Satu setengah tahun sudah lewat, Drijowongso baru saja keluar dari penjara di Magelang. Ia langsung menuju ke Yogyakarta, bermaksud menemui anak dan istrinya. Alangkah kagetnya dia sewaktu menemui anak dan istrinya. Sebelum dididik dan dibina oleh HB Muhammadiyah, anaknya masih kecil dan lugu. Kini, sang anak telah tumbuh besar, berpenampilan rapih, dan terdidik.
Sang anak menyambut ayahnya dengan hormat lagi santun. Tutur katanya sangat sopan, berbeda jauh kondisinya ketika masih hidup di Porong. (Baca: Haji Fachrodin, Tokoh Muhammadiyah di Jalur Kiri)
Begitu juga istri Drijowongso, lebih kelihatan rapih penampilannya, dan sangat sopan perilakunya. Anak dan istri Drijowongso seolah-olah pernah mengenyam pendidikan formal karena mereka memiliki wawasan yang luas, bahkan pengetahuan keagamaan yang memadai.

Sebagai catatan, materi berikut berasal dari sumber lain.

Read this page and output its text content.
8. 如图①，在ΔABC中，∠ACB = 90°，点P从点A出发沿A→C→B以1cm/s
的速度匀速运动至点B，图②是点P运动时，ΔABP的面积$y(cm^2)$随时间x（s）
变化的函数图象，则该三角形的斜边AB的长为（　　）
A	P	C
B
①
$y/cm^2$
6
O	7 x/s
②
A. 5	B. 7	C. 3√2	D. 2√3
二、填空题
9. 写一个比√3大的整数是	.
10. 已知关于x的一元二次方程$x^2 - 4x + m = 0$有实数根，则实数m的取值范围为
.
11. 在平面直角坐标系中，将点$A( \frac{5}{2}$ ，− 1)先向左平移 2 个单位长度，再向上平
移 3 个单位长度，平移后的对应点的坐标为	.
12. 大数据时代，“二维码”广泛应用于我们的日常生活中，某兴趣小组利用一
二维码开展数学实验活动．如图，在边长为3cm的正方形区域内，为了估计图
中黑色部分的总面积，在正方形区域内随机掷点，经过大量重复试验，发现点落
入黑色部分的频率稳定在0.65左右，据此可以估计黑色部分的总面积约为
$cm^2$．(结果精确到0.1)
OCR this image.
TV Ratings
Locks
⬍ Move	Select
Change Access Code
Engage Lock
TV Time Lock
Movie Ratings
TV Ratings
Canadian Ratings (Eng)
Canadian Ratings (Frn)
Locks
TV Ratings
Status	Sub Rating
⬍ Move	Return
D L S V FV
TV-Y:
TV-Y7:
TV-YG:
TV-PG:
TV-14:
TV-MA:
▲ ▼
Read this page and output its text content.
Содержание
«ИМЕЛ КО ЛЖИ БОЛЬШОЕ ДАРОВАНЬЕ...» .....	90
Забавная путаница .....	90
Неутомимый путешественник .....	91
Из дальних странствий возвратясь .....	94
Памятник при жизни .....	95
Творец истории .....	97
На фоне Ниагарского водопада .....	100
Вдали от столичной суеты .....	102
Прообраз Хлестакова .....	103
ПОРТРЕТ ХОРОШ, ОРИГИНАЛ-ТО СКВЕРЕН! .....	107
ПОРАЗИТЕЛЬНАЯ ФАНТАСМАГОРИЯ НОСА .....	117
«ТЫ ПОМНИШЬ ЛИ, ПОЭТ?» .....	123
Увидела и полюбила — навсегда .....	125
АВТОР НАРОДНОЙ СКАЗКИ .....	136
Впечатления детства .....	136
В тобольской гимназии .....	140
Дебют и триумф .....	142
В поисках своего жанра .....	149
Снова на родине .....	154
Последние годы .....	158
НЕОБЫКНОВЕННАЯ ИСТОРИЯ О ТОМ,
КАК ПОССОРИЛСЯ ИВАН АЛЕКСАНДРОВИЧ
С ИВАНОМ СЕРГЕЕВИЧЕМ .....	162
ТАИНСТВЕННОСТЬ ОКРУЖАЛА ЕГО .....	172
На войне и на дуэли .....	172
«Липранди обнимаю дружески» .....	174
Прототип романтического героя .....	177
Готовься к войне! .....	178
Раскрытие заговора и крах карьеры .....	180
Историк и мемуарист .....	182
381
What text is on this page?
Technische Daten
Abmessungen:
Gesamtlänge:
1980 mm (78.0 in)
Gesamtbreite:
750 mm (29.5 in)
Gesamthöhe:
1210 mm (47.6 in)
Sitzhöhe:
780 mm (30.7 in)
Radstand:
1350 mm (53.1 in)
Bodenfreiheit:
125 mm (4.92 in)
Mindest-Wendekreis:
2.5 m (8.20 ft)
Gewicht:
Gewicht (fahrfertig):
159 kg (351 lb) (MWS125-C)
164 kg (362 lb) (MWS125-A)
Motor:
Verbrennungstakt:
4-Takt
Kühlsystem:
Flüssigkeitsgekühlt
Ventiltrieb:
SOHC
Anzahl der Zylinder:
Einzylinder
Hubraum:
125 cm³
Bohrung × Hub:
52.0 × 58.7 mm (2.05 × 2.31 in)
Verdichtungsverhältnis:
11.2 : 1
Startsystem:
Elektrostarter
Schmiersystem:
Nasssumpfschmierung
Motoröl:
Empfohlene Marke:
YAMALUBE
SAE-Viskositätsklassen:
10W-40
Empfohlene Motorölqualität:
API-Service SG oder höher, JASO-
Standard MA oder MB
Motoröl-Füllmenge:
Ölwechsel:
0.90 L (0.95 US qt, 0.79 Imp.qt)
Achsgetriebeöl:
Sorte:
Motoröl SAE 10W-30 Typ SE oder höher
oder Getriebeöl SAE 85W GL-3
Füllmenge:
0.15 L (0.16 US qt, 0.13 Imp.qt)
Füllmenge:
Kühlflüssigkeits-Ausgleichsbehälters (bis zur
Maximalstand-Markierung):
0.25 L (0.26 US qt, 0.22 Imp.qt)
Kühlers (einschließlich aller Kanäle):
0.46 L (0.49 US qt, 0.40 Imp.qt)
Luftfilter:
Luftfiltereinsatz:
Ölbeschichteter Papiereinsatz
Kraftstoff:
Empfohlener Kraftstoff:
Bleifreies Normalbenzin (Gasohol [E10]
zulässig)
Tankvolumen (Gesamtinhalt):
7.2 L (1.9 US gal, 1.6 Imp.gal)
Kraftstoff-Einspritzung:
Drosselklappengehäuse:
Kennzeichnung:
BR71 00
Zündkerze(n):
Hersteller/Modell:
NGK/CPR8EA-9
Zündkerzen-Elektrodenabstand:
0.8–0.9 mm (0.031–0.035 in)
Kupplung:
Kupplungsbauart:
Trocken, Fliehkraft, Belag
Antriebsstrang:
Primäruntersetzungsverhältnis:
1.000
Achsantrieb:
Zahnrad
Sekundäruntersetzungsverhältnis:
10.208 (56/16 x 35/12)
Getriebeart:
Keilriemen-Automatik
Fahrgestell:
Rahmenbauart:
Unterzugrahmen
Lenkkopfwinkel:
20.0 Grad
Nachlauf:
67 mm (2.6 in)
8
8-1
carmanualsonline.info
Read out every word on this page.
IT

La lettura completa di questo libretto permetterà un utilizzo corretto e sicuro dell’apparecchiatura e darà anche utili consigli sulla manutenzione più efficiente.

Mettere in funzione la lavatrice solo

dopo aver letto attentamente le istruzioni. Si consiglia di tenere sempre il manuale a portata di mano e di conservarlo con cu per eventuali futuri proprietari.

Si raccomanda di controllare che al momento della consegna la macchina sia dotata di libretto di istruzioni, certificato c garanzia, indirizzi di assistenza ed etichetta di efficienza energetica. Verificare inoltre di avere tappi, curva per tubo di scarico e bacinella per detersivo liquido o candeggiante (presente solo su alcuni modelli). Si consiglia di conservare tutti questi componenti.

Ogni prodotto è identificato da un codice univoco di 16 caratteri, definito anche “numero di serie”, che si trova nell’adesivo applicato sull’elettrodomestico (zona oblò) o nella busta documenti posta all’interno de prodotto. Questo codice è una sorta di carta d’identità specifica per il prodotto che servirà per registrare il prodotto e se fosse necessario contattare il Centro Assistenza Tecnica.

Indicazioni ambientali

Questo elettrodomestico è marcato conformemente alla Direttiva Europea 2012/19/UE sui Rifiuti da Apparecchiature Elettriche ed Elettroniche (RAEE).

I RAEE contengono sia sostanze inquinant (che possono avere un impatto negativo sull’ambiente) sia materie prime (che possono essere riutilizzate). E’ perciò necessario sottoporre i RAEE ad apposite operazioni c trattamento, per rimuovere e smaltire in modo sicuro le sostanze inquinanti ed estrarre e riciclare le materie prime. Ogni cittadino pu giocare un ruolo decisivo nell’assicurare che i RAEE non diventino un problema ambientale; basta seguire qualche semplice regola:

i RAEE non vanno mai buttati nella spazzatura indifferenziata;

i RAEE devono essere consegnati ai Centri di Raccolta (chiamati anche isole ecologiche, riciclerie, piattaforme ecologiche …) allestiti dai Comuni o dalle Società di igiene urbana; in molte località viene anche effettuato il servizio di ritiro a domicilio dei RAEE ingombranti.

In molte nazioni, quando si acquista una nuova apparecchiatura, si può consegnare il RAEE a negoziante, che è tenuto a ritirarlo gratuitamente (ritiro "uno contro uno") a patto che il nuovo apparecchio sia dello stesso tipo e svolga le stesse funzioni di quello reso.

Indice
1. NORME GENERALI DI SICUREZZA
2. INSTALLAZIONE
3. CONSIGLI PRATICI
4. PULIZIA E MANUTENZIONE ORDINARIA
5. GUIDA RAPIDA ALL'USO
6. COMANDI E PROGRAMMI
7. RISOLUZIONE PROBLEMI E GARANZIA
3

Batin Drijowongso tersentuh. Ia merasa berhutang budi kepada Muhammadiyah.
Pada hari itu juga, ia bertekad untuk terlibat aktif di Muhammadiyah. Pada waktu itu pula, HB Muhammadiyah sedang menggelar Rapat Tahunan (1923) bertempat di rumah R. Wedana Djajengprakosa. Sekretaris HB Muhammadiyah menerima Drijowongso yang bermaksud mengabdi di Muhammadiyah.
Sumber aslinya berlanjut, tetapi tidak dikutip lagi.